Le niveau du prix du permis d’émission sur les places de marché devait également permettre un juste équilibre entre l’offre de permis des acteurs longs (surplus de permis) et des acteurs courts (en manque de permis). Un prix élevé rend incitatif le besoin de mettre en œuvre des solutions au sein des installations pour réduire les émissions de GES et encourage la réalisation de projets MOC et MDP (mécanismes de flexibilité du Protocole de Kyoto).
Le 30 juin 2006, les Etats Membres ont été tenus de publier leur PNAQ II pour la période 2008-2012.
Alors que la publication officielle n’est pas encore intervenue et que les Etats Membres sont en train de finaliser leur PNAQ II, certains pays ont délibérément et indépendamment commencé à communiquer sur leur inventaire entraînant une chute brutale des cours des permis d’émission.
En effet, des Etats Membres (France, Suède, Estonie, Pays-Bas, République Tchèque) ont d’ores et déjà annoncé que les installations couvertes par leur PNAQ avaient moins émis en 2005 que l’objectif de réduction qui leur avait été affecté. En d’autres termes, ceci revient à dire qu’elles disposaient de permis supplémentaires qui devaient se retrouver à un moment ou à un autre sur les différentes places de marché. (Selon Point Carbon, le niveau d’émission du secteur énergétique et de l’industrie en France aurait été inférieur de 14,5% à l’objectif fixé par le PNAQ français).
Répondant à la loi de l’offre et de la demande, l’offre de certificat étant largement supérieure à la demande, le prix de marché devait fortement chuter. Ce fut l’option retenue par les opérateurs sur les places de marché puisque la tonne de CO2 est passée en quelques jours de 30€/t à un peu plus de 13€/t. Certains soulevèrent la question de l’incitation à mettre en œuvre des projets, si les prix des permis devaient rester à des niveaux particulièrement bas.
Par ailleurs, le recours à un marché des permis d'émission négociables (PEN) dissocie l'allocation initiale des quotas, déterminée théoriquement selon des critères d'équité, et l'allocation finale. C'est pourquoi, sans autorité de régulation supranationale, les participants au protocole de kyoto qui en ont les moyens peuvent se comporter stratégiquement afin de maximiser leur profit.
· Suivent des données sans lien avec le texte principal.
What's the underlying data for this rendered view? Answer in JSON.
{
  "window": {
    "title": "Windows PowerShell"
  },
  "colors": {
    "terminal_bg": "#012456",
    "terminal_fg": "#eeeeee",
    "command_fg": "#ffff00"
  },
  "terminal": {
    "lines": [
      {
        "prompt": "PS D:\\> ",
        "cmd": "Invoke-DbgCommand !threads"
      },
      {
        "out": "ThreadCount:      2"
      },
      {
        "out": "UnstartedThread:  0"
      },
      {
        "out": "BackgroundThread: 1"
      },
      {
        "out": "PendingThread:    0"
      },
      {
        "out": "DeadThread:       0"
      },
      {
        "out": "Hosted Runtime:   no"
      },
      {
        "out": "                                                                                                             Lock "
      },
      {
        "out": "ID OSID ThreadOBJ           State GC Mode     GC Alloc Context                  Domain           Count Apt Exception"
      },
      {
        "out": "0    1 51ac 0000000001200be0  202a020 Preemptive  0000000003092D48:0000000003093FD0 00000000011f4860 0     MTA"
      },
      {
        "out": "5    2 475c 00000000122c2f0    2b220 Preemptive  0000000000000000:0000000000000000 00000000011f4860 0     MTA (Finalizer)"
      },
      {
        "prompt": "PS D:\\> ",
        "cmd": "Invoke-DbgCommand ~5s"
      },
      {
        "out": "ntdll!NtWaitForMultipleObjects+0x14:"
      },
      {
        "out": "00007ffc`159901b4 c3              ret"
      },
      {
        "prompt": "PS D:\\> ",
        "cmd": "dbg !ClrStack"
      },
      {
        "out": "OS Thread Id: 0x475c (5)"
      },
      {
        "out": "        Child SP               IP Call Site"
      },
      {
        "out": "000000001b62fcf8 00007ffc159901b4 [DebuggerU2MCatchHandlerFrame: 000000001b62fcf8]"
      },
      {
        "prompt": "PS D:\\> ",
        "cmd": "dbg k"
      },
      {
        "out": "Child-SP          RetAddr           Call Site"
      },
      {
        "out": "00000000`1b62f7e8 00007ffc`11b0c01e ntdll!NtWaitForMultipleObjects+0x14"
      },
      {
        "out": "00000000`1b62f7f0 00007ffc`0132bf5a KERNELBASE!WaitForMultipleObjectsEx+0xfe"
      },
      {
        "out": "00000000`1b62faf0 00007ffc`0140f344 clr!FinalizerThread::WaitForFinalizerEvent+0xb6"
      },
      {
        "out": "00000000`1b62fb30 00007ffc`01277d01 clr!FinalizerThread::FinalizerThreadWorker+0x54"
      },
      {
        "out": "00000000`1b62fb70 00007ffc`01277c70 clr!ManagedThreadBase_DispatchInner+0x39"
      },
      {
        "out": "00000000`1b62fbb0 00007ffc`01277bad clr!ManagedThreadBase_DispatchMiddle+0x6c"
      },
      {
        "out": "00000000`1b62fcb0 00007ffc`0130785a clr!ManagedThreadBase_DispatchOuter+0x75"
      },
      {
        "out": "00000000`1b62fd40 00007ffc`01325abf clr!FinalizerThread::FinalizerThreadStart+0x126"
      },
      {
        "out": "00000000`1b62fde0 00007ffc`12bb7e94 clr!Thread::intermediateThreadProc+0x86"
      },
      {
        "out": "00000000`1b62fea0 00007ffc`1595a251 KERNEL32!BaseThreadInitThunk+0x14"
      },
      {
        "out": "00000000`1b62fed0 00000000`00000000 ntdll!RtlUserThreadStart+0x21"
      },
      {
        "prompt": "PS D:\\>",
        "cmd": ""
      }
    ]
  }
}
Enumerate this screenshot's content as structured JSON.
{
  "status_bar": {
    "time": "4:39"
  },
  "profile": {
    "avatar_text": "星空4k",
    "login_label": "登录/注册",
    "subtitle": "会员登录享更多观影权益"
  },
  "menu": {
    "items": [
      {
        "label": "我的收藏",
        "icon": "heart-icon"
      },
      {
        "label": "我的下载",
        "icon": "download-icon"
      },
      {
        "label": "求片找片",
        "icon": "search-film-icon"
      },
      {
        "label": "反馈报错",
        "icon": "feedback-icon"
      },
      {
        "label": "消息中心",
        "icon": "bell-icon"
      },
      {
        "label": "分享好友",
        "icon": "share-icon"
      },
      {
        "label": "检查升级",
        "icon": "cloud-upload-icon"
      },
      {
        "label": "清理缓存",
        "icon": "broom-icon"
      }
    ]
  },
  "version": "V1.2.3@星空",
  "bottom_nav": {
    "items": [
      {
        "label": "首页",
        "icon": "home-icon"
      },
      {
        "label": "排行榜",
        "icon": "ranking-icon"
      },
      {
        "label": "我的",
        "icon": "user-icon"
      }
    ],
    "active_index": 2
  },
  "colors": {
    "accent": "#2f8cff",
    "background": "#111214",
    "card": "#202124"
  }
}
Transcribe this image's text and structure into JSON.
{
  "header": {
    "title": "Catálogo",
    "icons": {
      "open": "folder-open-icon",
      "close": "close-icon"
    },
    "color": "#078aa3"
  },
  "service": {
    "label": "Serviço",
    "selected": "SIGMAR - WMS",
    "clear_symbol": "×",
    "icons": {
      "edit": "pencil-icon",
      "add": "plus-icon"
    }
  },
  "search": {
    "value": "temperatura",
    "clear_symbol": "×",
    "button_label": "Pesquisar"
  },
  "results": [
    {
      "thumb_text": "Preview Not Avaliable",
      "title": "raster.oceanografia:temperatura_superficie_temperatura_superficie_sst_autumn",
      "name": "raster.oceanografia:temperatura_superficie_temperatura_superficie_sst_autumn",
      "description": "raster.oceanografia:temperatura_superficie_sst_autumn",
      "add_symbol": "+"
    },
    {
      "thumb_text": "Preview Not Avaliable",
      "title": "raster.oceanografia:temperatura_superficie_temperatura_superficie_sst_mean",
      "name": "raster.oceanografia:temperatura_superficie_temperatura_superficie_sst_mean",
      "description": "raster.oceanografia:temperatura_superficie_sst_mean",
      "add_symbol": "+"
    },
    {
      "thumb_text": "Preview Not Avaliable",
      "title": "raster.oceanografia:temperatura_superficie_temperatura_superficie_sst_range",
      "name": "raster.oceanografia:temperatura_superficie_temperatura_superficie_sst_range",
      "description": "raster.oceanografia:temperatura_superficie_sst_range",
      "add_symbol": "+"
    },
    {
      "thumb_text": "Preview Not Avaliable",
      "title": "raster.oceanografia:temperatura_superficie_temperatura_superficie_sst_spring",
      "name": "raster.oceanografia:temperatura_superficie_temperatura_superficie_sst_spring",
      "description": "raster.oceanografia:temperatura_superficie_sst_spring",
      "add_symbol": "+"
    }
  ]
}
Revenons- en aux deux questions initiales
Le programme d’allocation de quotas concerne des secteurs et des activités fortement contributrices d’émission de GAS mais pas la totalité des agents économiques. On a vu la difficulté de détermination de l’empreinte carbone des entreprises concernées et celle du contrôle ex post. On conviendra que la volonté, affichée par l’Europe depuis quelques années, d’étendre l’application de ce concept à toute l’économie serait une tâche impossible. Il faut donc travailler par différence à partir d’une référence absolue de l’année 2009 que l’on connait difficilement ou pas.
Par analogie d’allocation initiale des quotas d’émissions, les autorités françaises ont fait preuve d’esprit pratique : paiement d’une taxe et remboursement de celle-ci. Puis année après année, la valeur unitaire de cette « taxe » devrait augmenter avec la réduction des quotas alloués au pays. Mais le montant total payé par l’émetteur (et non le contribuable !), pourrait baisser si les volumes émis régressent. Par ailleurs, un gouvernement pourra estimer que les efforts réalisés par le pays ont été maximum, malgré un résultat jugé insuffisant, et via l’augmentation du remboursement d’impôt, et augmenter le nombre de permis d’émission.
Les inconvénients d’une écotaxe La fameuse « taxe carbone » n’est donc pas un écotaxe dont les inconvénients ont été évoqués ci-dessus, et la Commission Rocard en était bien consciente. Il s’agit « simplement d’une déclinaison pratique applicable à tous des permis d’émission qui ne doivent pas excéder les quotas. Ceci est cohérent avec le pré-projet de loi dit Grenelle 2 soumis aux négociations des partenaires concernés dans les prochains jours et qui prévoit l’évaluation de leur trace Carbone par les entreprises de plus de 500 personnes. Il reste à espérer que cette cohérence sera conservée après le vote de la loi !
« Permis individuel d’émission » aurait eu une autre allure que « contribution climat-énergie » ou pire « taxe carbone.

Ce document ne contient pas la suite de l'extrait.